Gary Parrish, CBSSports.com: “In conversations with people around Krzyzewski in recent months, two things became increasingly clear: (1) The end was coming sooner than later, but (2) Krzyzewski was motivated to leave on a high note. And when you take those two things into account, the plan Duke officials have put into place actually makes a lot of sense because it allows the Naismith Memorial Hall of Famer to distance himself from last season's disaster that ended with the Blue Devils missing the NCAA Tournament for the first time since 1995 while simultaneously providing him with an off ramp just weeks after turning 75 next February.”
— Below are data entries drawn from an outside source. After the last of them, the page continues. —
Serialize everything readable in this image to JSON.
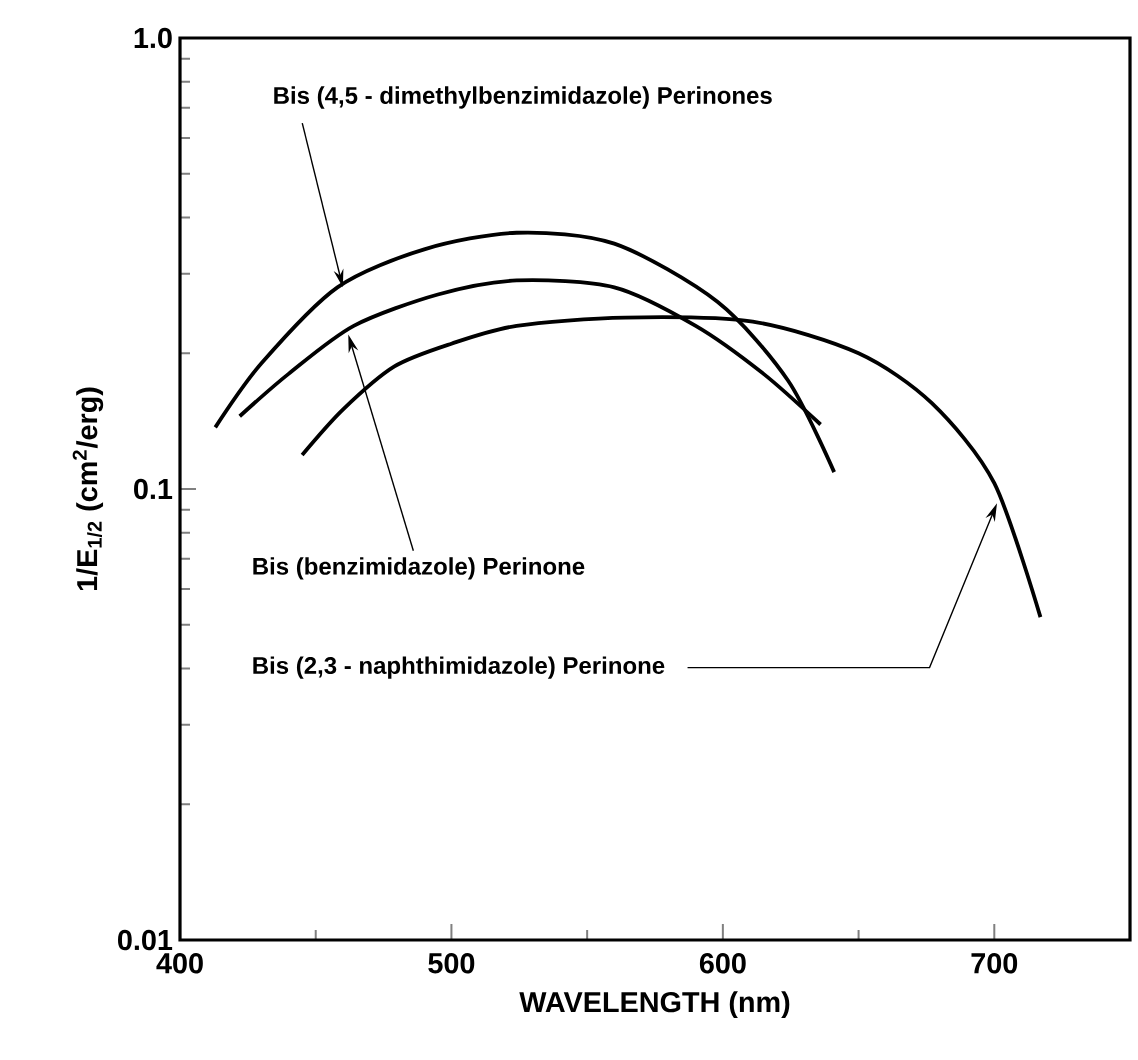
{
  "chart_data": {
    "type": "line",
    "xlabel": "WAVELENGTH  (nm)",
    "ylabel": "1/E$_{1/2}$ (cm$^{2}$/erg)",
    "log": "y",
    "xlim": [
      400,
      750
    ],
    "ylim": [
      0.01,
      1.0
    ],
    "xticks": [
      400,
      500,
      600,
      700
    ],
    "yticks": [
      0.01,
      0.1,
      {
        "value": 1.0,
        "label": "1.0"
      }
    ],
    "grid": false,
    "marker": "none",
    "line_style": "solid",
    "annotations": [
      {
        "text": "Bis (4,5 - dimethylbenzimidazole) Perinones",
        "x": 460,
        "y": 0.28
      },
      {
        "text": "Bis (benzimidazole) Perinone",
        "x": 462,
        "y": 0.22
      },
      {
        "text": "Bis (2,3 - naphthimidazole) Perinone",
        "x": 701,
        "y": 0.093
      }
    ],
    "series": [
      {
        "color": "#000000",
        "x": [
          413,
          430,
          458,
          490,
          524,
          560,
          598,
          624,
          641
        ],
        "values": [
          0.137,
          0.19,
          0.28,
          0.34,
          0.37,
          0.35,
          0.26,
          0.174,
          0.109
        ]
      },
      {
        "color": "#000000",
        "x": [
          422,
          440,
          464,
          495,
          524,
          560,
          590,
          615,
          636
        ],
        "values": [
          0.145,
          0.18,
          0.23,
          0.27,
          0.29,
          0.28,
          0.23,
          0.18,
          0.139
        ]
      },
      {
        "color": "#000000",
        "x": [
          445,
          460,
          479,
          500,
          524,
          564,
          611,
          650,
          677,
          700,
          717
        ],
        "values": [
          0.119,
          0.15,
          0.187,
          0.21,
          0.23,
          0.24,
          0.235,
          0.2,
          0.155,
          0.103,
          0.052
        ]
      }
    ]
  }
}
Ryan McGee, ESPN.com: “It's a safe bet that Krzyzewski still believes deep down that he is the right man for Duke, but it's no secret that he's been frustrated by the drastic changes in the college game over recent years. See: His visible and audible irritation at trying to navigate the choppy, ever-changing seas of the 2020-21 pandemic season, a year his team finished 13-11 and ended with the second of those two missed NCAA tourneys since '83 and the first since his back-injury-asterisked 1994-95 season. Duke's year ended unceremoniously, with a positive COVD-19 test and a quiet exit from the ACC postseason. Did you really think he would let that be his finish line? Of course not. Call this upcoming campaign a retirement tour, call it a victory lap, call it whatever you want. But if we have learned anything about Krzyzewski over the last half-century it's that he will never pass up a chance to win basketball games. Duke has a chance to win a lot of them between now and April. He just inked a top-five recruiting class. Seven-footer Mark Williams chose to return to a team that will have more high-flying wings than the RDU airport, as inconsistent vet Wendell Moore Jr. will be joined by top-3 prospect Paolo Banchero, internet highlight sensation A.J. Griffin and late signee/buzz-generator Trevor Keels.”
"The only thing wrong with Mike Krzyzewski is that he doesn't play golf. Michael doesn't need Roy Williams giving him advice. He's a great family man. He's going to enjoy his family a great deal. He'll still be important in college athletics. He'll still be important to college basketball."
Former North Carolina coach Roy Williams, on Coach K.